Catalina la Grande a caballo

Catalina II de Rusia, lo suficientemente inteligente políticamente para ser recordado como “la grande”, Murió repentinamente a la edad de 67 años, mientras, en sus habitaciones, Era ropa que cambia ocupados, casi con toda seguridad alcanzado por golpe.

La noticia de la desaparición de la Emperatriz no tardó en propagarse en los tribunales europeos, dando lugar a chismorreo de una obscenidad tales, rayar en lo improbable.
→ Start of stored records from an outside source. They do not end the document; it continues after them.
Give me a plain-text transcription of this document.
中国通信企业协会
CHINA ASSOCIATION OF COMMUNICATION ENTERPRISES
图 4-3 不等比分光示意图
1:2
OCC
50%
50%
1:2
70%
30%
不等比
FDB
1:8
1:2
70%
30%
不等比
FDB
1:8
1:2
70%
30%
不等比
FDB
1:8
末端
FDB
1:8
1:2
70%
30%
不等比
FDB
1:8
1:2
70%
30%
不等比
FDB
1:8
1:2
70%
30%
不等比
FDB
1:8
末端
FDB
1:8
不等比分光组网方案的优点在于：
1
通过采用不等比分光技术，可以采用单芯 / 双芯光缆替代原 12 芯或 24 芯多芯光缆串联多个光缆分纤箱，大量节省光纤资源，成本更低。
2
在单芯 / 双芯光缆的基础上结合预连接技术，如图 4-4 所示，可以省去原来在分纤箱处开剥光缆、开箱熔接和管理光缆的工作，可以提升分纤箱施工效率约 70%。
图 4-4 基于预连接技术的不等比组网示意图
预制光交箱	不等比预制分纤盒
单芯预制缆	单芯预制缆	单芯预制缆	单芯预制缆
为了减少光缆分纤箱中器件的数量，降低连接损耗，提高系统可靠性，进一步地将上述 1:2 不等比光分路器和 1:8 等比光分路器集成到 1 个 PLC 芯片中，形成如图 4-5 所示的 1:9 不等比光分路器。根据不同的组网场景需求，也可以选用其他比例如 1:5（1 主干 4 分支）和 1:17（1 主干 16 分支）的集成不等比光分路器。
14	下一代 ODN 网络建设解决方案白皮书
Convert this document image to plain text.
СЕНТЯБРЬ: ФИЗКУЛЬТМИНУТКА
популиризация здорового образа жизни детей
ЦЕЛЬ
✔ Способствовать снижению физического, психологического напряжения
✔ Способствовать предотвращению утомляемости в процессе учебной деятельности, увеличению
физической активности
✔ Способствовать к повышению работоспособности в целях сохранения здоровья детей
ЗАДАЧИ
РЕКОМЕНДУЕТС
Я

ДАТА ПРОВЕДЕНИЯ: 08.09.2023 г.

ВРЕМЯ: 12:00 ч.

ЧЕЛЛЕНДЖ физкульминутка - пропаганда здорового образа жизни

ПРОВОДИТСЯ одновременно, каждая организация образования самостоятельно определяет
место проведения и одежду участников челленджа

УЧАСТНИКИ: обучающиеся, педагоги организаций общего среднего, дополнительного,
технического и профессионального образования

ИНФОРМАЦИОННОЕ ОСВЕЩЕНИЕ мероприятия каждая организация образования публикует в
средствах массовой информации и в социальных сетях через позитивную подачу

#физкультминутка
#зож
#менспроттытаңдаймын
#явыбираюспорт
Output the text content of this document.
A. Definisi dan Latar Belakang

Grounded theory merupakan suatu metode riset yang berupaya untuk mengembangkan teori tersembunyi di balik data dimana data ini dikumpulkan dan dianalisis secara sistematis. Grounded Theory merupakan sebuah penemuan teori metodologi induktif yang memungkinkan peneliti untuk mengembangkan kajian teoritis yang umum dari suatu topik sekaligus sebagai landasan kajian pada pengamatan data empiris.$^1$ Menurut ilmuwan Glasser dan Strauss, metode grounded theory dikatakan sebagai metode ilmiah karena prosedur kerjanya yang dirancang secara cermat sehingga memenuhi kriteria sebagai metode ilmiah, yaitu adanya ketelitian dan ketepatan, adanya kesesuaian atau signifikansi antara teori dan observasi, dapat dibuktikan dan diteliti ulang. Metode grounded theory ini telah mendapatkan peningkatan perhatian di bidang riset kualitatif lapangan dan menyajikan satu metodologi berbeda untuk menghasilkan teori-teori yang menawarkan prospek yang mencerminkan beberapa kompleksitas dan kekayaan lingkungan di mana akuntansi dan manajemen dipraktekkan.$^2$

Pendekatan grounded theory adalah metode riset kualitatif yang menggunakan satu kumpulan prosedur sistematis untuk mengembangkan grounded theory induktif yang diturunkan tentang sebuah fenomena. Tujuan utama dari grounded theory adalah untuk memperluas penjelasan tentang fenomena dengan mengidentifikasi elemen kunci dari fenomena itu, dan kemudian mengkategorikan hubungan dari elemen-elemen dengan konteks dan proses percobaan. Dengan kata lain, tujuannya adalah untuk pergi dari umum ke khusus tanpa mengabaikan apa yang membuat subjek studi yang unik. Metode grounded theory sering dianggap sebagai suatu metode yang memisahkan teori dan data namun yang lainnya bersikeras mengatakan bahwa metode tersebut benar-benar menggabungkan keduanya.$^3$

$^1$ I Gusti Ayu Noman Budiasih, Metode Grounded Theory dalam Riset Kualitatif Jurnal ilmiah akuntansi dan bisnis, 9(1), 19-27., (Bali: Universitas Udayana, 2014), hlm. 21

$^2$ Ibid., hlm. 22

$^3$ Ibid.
El rumor más malévola de todos, indudable, era que según la cual el Tsarina, ninfómana insaciable, era Murió aplastado por un caballo en un intento de consumir una relación sexual con él, hipótesis tan improbable como poco edificante.

Pero, ¿qué tipo de charla surgió, definitivamente no es muy respetuoso de una figura de tan alto rango?

Sin duda jugó un papel clave como la verdadera naturaleza del fuego sexual soberana, quien en vida fue concedida sin pensar demasiado de una infinidad de amantes (http://www.pilloledistoria.it/10599/storia-moderna/caterina-ii-di-russia-malata-di-sesso), pero esto también se añade la voluntad de querer desacreditar a una mujer de las habilidades diplomáticas incuestionables en un mundo aún, sustancialmente, de todos los hombres, poco dispuestos a reconocer el bello sexo de los méritos que habría sido debida, incluso cuando, como en el caso de Catalina, ampliamente probada en el campo.

De ahí que el plan para enlodar la personalidad incómoda, revelando la perversiones o presunta (foto la: guidatorino.com).